Un naufragio en las costas de una tierra imaginaria. Dos hermanos separados por la tragedia. Un todopoderoso señor atrapado en las redes del amor. La confusa identidad de una doncella. Encuentros y desencuentros. Estos son algunos de los elementos que hacen de “Noche de Reyes” una de las más encantadoras comedias de William Shakespeare, que ha ejercido una fascinación tremenda sobre la audiencia desde sus primeras representaciones, alrededor del año 1600, hasta hoy.
Escrita por encargo para ser representada en la Noche de Reyes, la obra ha ofrecido grandes posibilidades escénicas a quienes se animaron a representarla. Ya en tiempos del mismo Shakespeare le introducían momentos musicales intercalados con la acción. Y con la llegada del cine y la televisión, hemos visto más de una adaptación. Como es de esperarse, no todos los realizadores aciertan a la hora de ponerla en escena. En Lima vimos hace unos años un delicioso y sólido montaje de Alberto Ísola en el CCPUCP. También tuve oportunidad de ver una puesta en escena de Nicholas Hytner en Nueva York, con un reparto estelar que incluyó a Helen Hunt y Paul Rudd, y que pese a la suntuosa producción no funcionaba del todo.
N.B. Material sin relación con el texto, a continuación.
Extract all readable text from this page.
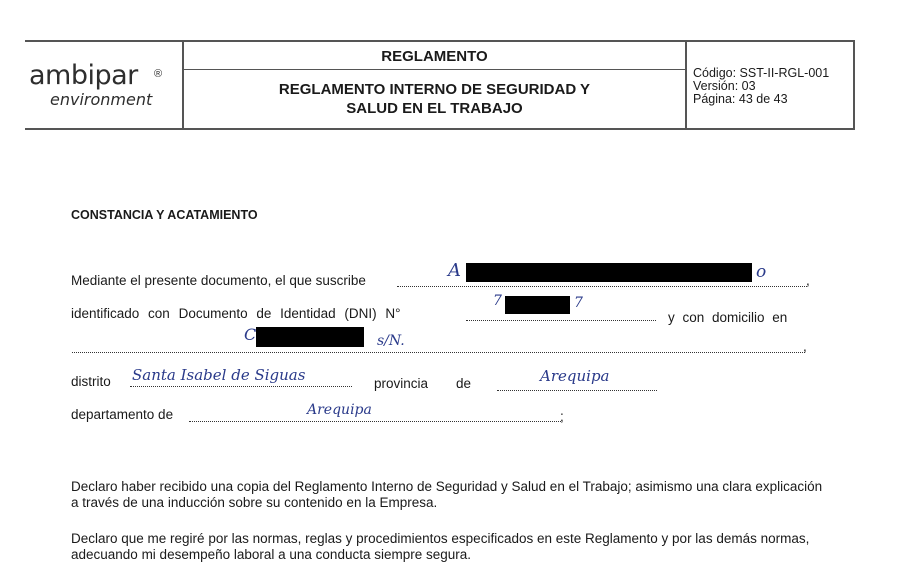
ambipar ®
environment
REGLAMENTO
REGLAMENTO INTERNO DE SEGURIDAD Y
SALUD EN EL TRABAJO
Código: SST-II-RGL-001
Versión: 03
Página: 43 de 43
CONSTANCIA Y ACATAMIENTO
Mediante el presente documento, el que suscribe	,
A	o
identificado con Documento de Identidad (DNI) N°	y con domicilio en
7	7
,
C	s/N.
distrito Santa Isabel de Siguas	provincia de	Arequipa
departamento de	Arequipa	;
Declaro haber recibido una copia del Reglamento Interno de Seguridad y Salud en el Trabajo; asimismo una clara explicación a través de una inducción sobre su contenido en la Empresa.
Declaro que me regiré por las normas, reglas y procedimientos especificados en este Reglamento y por las demás normas, adecuando mi desempeño laboral a una conducta siempre segura.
Como tampoco fue acertada esa adaptación al cine demasiado solemne de Trevor Nunn en 1996. Como vemos, no es una obra muy fácil pese a su apariencia.
Ahora “Noche de Reyes” vuelve a nuestros escenarios como parte de los homenajes por los 400 años de la muerte de su autor. Lo hace en una producción del Teatro Británico que es dirigida por Roberto Ángeles, quien se aleja totalmente de la oscura atmósfera que creó en “Hamlet” y se introduce, más bien, en un mundo de colores intensos, apariencia circense y deliberada comicidad. Una especie de mundo encantado para ser disfrutado por un público más amplio y hasta familiar.
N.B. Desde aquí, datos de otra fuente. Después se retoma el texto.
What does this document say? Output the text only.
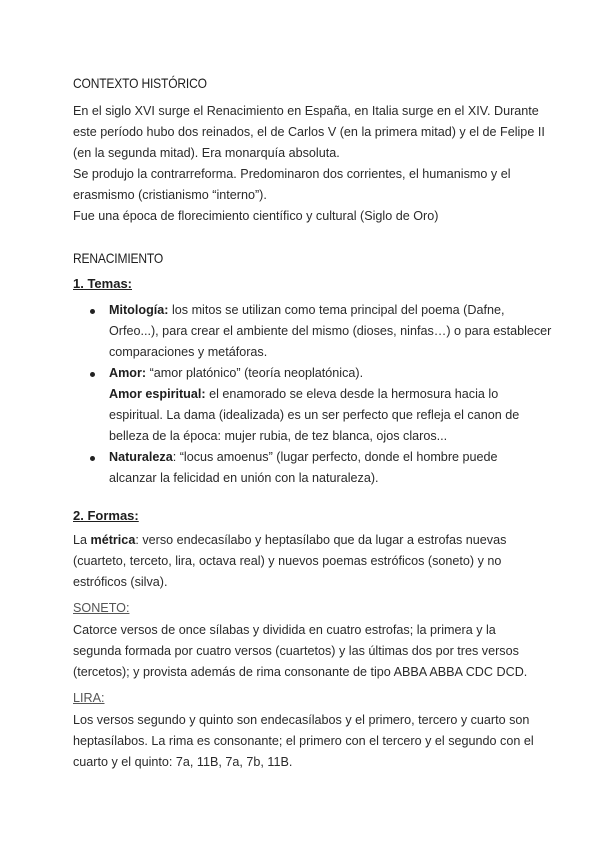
CONTEXTO HISTÓRICO
En el siglo XVI surge el Renacimiento en España, en Italia surge en el XIV. Durante
este período hubo dos reinados, el de Carlos V (en la primera mitad) y el de Felipe II
(en la segunda mitad). Era monarquía absoluta.
Se produjo la contrarreforma. Predominaron dos corrientes, el humanismo y el
erasmismo (cristianismo “interno”).
Fue una época de florecimiento científico y cultural (Siglo de Oro)
RENACIMIENTO
1. Temas:
Mitología: los mitos se utilizan como tema principal del poema (Dafne,
Orfeo...), para crear el ambiente del mismo (dioses, ninfas…) o para establecer
comparaciones y metáforas.
Amor: “amor platónico” (teoría neoplatónica).
Amor espiritual: el enamorado se eleva desde la hermosura hacia lo
espiritual. La dama (idealizada) es un ser perfecto que refleja el canon de
belleza de la época: mujer rubia, de tez blanca, ojos claros...
Naturaleza: “locus amoenus” (lugar perfecto, donde el hombre puede
alcanzar la felicidad en unión con la naturaleza).
2. Formas:
La métrica: verso endecasílabo y heptasílabo que da lugar a estrofas nuevas
(cuarteto, terceto, lira, octava real) y nuevos poemas estróficos (soneto) y no
estróficos (silva).
SONETO:
Catorce versos de once sílabas y dividida en cuatro estrofas; la primera y la
segunda formada por cuatro versos (cuartetos) y las últimas dos por tres versos
(tercetos); y provista además de rima consonante de tipo ABBA ABBA CDC DCD.
LIRA:
Los versos segundo y quinto son endecasílabos y el primero, tercero y cuarto son
heptasílabos. La rima es consonante; el primero con el tercero y el segundo con el
cuarto y el quinto: 7a, 11B, 7a, 7b, 11B.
La opción de escenificar “Noche de Reyes” de esta manera no es un error. El problema se encuentra cuando toda la dirección se concentra únicamente en los elementos externos a la pieza teatral. Porque desde un inicio encuentro muy poco Shakespeare en todo esto. La adaptación solo apunta a despertar risas en una audiencia que por momentos luce desconcertada. Se pierde la poesía y lo que en la obra puede ser tierno, aquí es obvio. Los amantes son torpes marionetas de un espectáculo que no me dice nada. Hay más atención en los patines o en el absurdo traje que lleva Malvolio que en los versos.
Es difícil hablar del trabajo individual de los actores porque al haberlos convertido en una tropa de circo no hay demasiada variedad en las interpretaciones. Vanessa Vizcarra se las arregla para proyectar cierta dignidad como Olivia, del mismo modo que Daniela Camaiora resulta de una ingenuidad sincera. Pero los esfuerzos de un Carlos Galiano –quien intenta por todos los medios ser el bufón ideal– pasan desapercibidos porque el resto de los personajes han sido transformados en una galería de caricaturas alejados de cualquier tipo de humanidad. Así, actores valiosos como Eduardo Camino o César Ritter son confinados a caracterizaciones sin identidad. El resultado es que las dos historias de amor desaparecen por completo, sin emocionar, sin latir sobre el escenario. ¿Qué nos queda? Poco, muy poco.
Me temo que, una vez terminada la obra, el espectador abandona la sala sin llevarse a Shakespeare en el corazón. Y eso es algo que no podemos permitirnos.